The Challenge
When we were asked to provide a planting plan for a University Hall of Residence, we suggested that SuDS should form part of the design brief. The client agreed, and we produced a feasibility report and plan to show that the constrained site had more than enough space to develop a landscape-based sustainable drainage scheme. "What about the costs?", the client quite reasonably asked. "Should be cheaper" we said. "Let's work with the project Quantity Surveyor (QS)".
Image: The conventional drainage scheme
The QS made some assumptions based on our concept plan, and came back with a cost which was marginally less than the previously designed conventional drainage scheme (which had been based on a large attenuation tank). Well, at least SuDS didn't cost more - the client was happy. When we looked at the cost breakdown for the SuDS proposal, we noticed some major items that did not need to be attached to it:
- Soil strip and relaying over swales: wasn't that going to be happening in the landscape areas anyway? Yes, agreed the QS, that is not additional to the SuDS scheme, it is part of the site earthworks. Omit!
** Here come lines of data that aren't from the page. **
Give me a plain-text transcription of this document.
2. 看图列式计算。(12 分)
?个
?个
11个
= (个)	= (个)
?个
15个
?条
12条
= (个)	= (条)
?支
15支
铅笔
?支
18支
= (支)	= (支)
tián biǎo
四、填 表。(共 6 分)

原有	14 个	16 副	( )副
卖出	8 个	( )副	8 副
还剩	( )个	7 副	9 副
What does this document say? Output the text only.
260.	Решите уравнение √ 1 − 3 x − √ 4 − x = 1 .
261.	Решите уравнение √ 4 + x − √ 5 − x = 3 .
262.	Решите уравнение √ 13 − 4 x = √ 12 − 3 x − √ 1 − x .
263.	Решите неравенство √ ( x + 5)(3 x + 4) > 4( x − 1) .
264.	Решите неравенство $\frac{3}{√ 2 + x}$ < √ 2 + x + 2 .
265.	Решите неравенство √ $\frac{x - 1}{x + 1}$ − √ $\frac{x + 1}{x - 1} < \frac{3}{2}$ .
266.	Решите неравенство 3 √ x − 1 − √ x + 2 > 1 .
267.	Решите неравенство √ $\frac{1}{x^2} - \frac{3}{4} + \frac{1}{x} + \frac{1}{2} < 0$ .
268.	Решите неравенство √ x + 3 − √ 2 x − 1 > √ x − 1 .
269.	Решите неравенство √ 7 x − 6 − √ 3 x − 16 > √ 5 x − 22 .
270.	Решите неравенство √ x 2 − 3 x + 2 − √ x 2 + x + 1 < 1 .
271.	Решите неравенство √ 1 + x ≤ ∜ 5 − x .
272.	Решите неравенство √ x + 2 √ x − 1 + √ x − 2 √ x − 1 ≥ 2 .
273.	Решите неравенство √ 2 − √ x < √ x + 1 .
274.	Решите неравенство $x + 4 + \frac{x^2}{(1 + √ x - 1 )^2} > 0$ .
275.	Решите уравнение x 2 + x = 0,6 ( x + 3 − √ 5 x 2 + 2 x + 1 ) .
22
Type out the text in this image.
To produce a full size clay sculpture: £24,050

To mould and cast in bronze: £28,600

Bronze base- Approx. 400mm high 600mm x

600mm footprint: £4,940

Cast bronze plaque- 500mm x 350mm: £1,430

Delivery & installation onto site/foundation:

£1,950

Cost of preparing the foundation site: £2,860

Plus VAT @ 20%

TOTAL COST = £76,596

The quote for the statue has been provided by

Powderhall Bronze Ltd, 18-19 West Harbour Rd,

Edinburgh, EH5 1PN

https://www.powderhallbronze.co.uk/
- £36k for connection of surface water drainage to the swales (36 gullies). Not needed, the water just runs off the paths into the soft landscape. Omit!
- Cost of erosion control matting? About one-tenth what the QS had estimated.
- Other fittings were substantially less than original estimate, when market tested.
Image: The SuDS Concept Design
The Result
The conventional drainage scheme cost was £158k, of which £95k was an enormous plastic tank, thousands more were attributed to pumps, gullies, and earthwork support to the enormous hole for the enormous tank...
The SuDS design was costed at £56k, of which £9k was disposal of excavated material. If the site had not been so constrained, it could have been used on site and not incurred as a cost.
So we had potentially saved over £100k, which was around 1.5% of the total construction budget. The project consulting engineers, seemingly unhappy that we had just slashed the surface drainage cost by two-thirds, were 'reluctant to engage'. In fact, they threw up every possible objection, all of which were overcome by negotiation or common sense.
Yes but No
So why was this project not a victory for sustainable design? Because we had been involved too late in the design process: the design was all but complete, the contract had nearly been awarded, and negotiations around a very tight build deadline meant that the contractor could not guarantee meeting the deadline whilst working outside of his 'comfort zone' (i.e. with conventional drainage). So SuDS was abandoned and £95k of unnecessary plastic was put into a very large hole at one end of the site. It looks fine, of course, but we can't help thinking about what it could have been...
Image: The Halls 'as built'
This was an unhappy ending, but it proved to us what we had long suspected, that SuDS should be:
1) much cheaper than conventional drainage, whilst
2) attenuating storm-water (quantity),
3) filtering at source (quality),
4) providing beautiful spaces to relax (amenity) and
5) supporting a wide range of local wildlife (biodiversity).
Count 'em - the *five* pillars of SuDS!
Image: The five pillars of SuDS (based on CIRIA SuDS Manual 2015)
It also underlined what is arguably the most important point made in the CIRIA 2015 SuDS Manual:
"Provided that drainage is considered early enough in the outline design of a new development then there is no reason why SuDS should not become the norm everywhere".